Ryther is one of the most complained about scam sites, please feel free to take the bad link down before some one gets scammed. I post here not to long ago about all the problems a friend had with them. I really hope this was an over site by canon rumors. Soooo dissapointed :*( No one will get a USA camera at that price i suspect!


----------



## cpsico (Mar 24, 2012)

Can anyone here give me a good example of there experience with Ryther, I just want to be fair!!
http://www.yelp.com/biz/ryther-camera-linden
http://www.resellerratings.com/store/Ryther_Camera/sort/likes
http://www.bbb.org/new-jersey/business-reviews/photographic-equipment-and-supplies-retail/ryther-camera-in-linden-nj-90088466/complaints


----------



## Seamus (Mar 24, 2012)

I don't think that CR chooses the companies that appear in those ad blocks. They are content related by site through Adchoices, which is from google's Adsense program. I wouldn't hold CR responsible.


----------



## cpsico (Mar 24, 2012)

Seamus said:


> I don't think that CR chooses the companies that appear in those ad blocks. They are content related by site through Adchoices, which is from google's Adsense program. I wouldn't hold CR responsible.

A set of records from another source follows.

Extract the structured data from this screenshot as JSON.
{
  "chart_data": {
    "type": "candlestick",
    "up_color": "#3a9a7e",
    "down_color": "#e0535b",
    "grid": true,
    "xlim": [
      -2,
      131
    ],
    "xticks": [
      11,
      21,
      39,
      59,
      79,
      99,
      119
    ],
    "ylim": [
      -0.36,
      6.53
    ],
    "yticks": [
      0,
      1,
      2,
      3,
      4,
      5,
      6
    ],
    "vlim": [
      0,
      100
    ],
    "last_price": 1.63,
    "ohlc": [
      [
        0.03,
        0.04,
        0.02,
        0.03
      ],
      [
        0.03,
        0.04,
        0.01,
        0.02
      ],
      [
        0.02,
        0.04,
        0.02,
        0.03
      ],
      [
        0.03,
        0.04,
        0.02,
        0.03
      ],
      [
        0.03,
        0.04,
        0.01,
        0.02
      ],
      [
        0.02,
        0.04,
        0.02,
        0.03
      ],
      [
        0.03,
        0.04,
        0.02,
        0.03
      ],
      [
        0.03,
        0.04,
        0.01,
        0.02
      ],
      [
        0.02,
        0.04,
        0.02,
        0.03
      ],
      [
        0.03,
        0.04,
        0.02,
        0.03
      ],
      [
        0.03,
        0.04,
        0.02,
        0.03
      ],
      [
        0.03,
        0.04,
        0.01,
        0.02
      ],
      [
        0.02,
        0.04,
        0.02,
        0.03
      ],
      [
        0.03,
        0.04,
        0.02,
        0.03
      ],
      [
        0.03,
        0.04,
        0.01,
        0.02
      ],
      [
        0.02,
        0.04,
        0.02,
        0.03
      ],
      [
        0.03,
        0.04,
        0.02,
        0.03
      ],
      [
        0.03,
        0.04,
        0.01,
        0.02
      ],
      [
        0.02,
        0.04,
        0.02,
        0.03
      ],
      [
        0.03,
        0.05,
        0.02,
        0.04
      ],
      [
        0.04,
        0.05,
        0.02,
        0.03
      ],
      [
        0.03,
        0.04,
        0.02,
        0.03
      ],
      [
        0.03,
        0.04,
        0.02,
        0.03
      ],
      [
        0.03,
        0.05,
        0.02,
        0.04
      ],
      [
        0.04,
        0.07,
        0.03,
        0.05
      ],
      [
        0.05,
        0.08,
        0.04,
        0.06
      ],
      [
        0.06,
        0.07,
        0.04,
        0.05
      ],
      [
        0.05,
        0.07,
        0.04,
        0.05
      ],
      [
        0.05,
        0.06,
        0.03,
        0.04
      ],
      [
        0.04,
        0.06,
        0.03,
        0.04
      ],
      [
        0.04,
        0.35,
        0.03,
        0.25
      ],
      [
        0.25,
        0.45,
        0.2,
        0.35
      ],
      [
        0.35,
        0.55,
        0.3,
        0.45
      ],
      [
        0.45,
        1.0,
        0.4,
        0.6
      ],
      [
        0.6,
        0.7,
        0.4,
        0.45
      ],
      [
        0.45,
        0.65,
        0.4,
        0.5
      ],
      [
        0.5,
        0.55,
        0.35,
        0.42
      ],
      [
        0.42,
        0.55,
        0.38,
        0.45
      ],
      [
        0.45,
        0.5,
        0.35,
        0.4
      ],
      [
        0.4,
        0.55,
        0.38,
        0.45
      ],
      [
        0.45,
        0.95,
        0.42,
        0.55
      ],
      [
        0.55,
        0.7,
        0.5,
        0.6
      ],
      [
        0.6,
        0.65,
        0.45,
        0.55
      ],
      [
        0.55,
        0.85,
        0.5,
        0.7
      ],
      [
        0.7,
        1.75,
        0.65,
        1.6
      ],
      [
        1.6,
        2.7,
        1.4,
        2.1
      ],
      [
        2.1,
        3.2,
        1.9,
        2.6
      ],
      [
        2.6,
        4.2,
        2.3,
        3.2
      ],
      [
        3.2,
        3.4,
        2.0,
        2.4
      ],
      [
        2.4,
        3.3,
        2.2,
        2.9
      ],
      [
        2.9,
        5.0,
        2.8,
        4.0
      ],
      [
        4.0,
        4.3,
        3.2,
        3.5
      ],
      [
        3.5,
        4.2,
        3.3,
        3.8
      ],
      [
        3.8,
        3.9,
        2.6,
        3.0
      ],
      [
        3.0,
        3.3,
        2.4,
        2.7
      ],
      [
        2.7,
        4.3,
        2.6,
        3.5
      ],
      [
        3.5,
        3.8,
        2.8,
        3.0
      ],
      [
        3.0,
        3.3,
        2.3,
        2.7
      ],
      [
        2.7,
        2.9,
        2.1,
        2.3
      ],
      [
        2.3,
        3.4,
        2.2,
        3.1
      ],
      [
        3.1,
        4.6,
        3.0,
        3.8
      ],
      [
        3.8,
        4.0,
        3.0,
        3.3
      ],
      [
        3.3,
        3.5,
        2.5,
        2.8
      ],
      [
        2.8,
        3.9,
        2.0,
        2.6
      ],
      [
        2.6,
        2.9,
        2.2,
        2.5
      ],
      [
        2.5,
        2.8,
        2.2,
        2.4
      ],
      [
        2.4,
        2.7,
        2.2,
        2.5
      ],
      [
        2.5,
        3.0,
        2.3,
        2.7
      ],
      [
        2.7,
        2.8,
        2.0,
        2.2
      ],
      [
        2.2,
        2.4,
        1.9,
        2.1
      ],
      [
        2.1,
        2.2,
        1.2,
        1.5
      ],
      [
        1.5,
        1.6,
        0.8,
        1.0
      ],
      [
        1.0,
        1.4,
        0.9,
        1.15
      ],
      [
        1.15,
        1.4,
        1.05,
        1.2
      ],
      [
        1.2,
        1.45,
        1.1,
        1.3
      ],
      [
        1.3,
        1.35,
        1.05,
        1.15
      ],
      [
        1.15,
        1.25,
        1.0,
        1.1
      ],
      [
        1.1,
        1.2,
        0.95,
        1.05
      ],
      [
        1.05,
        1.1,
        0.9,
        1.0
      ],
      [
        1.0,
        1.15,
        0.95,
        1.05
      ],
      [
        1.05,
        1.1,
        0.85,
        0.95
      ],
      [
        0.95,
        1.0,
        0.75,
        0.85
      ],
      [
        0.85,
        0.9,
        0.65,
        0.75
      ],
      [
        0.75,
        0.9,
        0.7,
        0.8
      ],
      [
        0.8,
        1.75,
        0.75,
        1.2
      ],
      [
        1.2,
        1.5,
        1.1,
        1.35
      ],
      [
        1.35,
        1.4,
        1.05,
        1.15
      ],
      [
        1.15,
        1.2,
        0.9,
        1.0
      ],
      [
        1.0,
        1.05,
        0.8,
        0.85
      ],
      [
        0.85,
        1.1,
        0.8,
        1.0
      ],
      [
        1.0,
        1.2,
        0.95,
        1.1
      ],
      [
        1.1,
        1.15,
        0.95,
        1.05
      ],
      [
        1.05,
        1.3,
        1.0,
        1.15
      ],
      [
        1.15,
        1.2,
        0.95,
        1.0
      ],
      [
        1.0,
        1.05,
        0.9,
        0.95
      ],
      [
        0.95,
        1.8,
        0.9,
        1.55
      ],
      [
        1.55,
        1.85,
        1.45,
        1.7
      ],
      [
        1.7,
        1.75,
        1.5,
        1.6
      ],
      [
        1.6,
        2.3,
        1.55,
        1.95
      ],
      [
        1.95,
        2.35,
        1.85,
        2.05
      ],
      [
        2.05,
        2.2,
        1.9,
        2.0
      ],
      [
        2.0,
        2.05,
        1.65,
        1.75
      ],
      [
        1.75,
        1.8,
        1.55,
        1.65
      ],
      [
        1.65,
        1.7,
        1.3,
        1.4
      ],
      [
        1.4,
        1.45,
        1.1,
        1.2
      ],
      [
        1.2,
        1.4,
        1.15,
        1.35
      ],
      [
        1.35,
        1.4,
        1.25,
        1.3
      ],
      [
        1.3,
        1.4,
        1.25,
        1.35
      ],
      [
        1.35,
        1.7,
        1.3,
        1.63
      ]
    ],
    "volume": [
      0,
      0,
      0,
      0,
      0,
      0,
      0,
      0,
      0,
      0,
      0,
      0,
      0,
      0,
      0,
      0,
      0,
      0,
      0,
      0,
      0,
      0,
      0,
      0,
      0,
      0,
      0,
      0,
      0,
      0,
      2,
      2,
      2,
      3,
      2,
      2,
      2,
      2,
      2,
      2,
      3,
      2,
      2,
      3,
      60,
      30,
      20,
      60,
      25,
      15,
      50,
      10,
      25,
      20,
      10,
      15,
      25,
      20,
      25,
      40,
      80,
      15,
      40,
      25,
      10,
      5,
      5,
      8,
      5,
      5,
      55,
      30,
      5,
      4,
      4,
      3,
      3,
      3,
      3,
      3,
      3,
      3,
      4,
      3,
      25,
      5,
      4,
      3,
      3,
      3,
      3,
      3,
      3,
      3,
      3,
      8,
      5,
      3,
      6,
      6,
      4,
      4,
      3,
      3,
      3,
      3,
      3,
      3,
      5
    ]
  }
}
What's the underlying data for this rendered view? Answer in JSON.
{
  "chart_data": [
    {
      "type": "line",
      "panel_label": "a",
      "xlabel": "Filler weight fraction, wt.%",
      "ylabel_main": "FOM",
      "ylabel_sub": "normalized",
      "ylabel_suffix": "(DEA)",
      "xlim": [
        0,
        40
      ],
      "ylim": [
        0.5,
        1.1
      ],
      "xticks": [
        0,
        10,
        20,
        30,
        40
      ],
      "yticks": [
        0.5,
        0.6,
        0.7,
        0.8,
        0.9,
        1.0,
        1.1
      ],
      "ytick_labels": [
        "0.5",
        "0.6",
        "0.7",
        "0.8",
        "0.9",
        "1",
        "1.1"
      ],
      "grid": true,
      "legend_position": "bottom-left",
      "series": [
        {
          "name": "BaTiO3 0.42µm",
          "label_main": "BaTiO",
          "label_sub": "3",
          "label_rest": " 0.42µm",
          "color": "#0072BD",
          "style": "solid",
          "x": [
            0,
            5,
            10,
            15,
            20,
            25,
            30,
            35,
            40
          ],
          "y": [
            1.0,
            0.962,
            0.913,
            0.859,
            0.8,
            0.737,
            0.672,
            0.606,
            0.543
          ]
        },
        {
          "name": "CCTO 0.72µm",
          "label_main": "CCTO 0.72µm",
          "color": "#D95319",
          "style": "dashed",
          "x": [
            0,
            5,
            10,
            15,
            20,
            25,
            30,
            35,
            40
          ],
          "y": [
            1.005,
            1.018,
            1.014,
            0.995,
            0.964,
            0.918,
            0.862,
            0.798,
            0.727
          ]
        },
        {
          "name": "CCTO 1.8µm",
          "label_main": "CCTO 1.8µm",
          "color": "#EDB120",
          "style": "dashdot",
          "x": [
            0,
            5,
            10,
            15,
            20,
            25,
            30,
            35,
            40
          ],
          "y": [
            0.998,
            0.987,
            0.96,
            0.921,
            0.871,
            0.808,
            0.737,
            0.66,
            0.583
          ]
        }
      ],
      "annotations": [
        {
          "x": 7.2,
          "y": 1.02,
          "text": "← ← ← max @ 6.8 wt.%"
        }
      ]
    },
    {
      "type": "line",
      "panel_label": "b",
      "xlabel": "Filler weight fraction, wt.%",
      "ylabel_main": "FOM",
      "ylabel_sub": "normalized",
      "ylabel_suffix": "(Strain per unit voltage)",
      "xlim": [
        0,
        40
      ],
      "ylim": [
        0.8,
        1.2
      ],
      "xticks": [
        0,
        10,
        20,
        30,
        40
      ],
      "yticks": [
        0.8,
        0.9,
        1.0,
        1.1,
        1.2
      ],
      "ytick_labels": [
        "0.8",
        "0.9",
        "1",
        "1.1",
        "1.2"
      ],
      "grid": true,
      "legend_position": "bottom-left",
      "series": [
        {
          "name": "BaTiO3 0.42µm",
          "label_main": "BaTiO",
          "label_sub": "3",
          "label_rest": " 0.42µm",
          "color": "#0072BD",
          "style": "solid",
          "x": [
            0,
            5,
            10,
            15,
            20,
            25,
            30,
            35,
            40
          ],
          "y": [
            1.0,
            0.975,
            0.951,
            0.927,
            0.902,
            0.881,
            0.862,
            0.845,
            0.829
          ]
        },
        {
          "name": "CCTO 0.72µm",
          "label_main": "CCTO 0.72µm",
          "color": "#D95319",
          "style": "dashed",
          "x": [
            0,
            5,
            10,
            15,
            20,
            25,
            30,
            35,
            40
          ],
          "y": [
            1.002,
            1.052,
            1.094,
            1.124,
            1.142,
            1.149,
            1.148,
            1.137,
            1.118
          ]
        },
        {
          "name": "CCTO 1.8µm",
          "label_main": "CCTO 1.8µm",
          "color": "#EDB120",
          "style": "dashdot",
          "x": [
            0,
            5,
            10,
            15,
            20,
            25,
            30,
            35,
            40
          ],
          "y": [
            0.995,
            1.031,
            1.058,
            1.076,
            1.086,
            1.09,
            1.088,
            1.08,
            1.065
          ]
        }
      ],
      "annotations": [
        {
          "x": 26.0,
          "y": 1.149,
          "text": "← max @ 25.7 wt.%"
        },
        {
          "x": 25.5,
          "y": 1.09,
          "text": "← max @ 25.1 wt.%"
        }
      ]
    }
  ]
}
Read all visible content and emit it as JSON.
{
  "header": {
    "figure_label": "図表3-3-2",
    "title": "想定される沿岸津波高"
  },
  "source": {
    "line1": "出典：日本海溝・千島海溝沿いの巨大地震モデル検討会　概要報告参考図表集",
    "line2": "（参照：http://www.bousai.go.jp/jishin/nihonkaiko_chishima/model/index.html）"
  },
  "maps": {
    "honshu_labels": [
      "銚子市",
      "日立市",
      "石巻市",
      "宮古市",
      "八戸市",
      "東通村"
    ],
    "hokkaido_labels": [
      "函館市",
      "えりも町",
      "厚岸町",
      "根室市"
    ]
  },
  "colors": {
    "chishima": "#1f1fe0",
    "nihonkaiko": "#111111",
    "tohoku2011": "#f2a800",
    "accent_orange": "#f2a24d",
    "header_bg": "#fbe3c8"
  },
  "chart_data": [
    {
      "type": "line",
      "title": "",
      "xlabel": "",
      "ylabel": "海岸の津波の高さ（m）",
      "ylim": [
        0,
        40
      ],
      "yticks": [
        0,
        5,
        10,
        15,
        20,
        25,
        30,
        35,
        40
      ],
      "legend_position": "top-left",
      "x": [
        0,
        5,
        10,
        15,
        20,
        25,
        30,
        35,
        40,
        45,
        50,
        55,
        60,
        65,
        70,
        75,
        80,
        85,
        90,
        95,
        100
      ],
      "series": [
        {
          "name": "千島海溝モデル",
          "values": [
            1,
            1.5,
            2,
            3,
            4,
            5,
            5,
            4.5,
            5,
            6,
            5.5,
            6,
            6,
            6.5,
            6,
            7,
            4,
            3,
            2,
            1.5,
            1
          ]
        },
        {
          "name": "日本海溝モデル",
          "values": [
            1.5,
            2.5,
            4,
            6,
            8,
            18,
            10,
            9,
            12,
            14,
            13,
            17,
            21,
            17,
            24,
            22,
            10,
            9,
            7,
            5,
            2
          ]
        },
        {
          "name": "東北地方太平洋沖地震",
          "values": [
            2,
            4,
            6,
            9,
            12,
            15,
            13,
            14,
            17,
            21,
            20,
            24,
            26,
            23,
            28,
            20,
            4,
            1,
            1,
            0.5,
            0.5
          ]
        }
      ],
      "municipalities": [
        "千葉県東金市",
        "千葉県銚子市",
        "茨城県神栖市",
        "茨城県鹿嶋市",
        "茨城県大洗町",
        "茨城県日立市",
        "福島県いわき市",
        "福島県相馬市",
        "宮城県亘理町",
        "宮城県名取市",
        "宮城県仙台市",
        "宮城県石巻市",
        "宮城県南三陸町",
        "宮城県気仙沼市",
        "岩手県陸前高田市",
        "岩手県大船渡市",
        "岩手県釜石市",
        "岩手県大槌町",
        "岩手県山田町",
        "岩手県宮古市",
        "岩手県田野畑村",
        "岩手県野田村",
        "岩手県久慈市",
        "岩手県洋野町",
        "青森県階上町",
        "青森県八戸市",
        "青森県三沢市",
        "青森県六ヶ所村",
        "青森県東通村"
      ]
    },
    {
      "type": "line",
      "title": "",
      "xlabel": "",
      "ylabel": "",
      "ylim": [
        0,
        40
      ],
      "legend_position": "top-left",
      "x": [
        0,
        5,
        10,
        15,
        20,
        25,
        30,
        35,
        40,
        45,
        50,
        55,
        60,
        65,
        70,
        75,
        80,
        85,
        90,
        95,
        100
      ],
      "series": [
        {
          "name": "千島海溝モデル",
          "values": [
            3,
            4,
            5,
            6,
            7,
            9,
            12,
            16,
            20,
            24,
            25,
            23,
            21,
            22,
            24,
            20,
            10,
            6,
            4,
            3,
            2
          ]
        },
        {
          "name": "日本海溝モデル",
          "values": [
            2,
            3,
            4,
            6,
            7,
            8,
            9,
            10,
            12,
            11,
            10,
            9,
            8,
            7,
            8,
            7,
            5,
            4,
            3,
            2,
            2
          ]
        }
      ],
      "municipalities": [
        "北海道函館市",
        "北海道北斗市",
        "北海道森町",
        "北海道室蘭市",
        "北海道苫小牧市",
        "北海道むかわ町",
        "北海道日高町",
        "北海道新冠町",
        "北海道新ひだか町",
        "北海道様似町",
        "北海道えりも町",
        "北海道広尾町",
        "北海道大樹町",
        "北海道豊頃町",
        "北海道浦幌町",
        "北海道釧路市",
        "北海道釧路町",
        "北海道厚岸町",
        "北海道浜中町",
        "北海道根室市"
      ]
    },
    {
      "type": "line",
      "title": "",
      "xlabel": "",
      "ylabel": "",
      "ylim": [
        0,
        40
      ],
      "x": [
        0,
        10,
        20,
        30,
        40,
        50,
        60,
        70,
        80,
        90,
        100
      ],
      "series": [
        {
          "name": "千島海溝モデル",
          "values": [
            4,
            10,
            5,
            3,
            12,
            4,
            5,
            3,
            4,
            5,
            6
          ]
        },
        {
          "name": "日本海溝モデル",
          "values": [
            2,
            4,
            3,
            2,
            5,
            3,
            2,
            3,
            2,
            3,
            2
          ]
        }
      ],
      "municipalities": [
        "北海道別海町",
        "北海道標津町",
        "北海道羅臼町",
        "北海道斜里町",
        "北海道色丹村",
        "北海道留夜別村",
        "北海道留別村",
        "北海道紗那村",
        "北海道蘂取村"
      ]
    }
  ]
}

I can see a third party doing that, I dont hold CR responsible, i just want people to know that there is a real problem with this company and too good to be true deals!!


----------



## Mt Spokane Photography (Mar 24, 2012)

Where have you seen CR promoting them. Are you talking about the ads that Google places? CR has little or no control over them, however users do have a input. There is a button in the lower right corner of the Google ads that you can click to tell Google factual experiences you have had. 

That is by far the best way to let Google know.


----------



## yuxinhong (Mar 24, 2012)

Here is the reviews for them, 
http://www.resellerratings.com/store/Ryther_Camera

and i had ordered my 60D with them like year ago,
they want to sell you more things, what you charge you for the shipping, hold you stuff and don't ship out as promised, and if you want to cancel, they will charge you cancellation fee!!!

the only thing they have is good sales that can talk a lot, if you post a bad review, they will call you and call you to make you change that, and offer you some cheap but free stuff as bribe.

it just don't worth all those energy, time, and waiting to save so little on a camera, since that experience, i will always order from like amazon, adorama and b&H.


----------



## bycostello (Mar 25, 2012)

long since learnt that if it is too good to be true, it usually is!


----------



## Canon Rumors Guy (Mar 25, 2012)

I can block sites, which I've now done with Ryther. I do NOT control what Google puts through the adsense network. The scam sites change URL's too, so it's an ongoing battle.

Thanks
CR


----------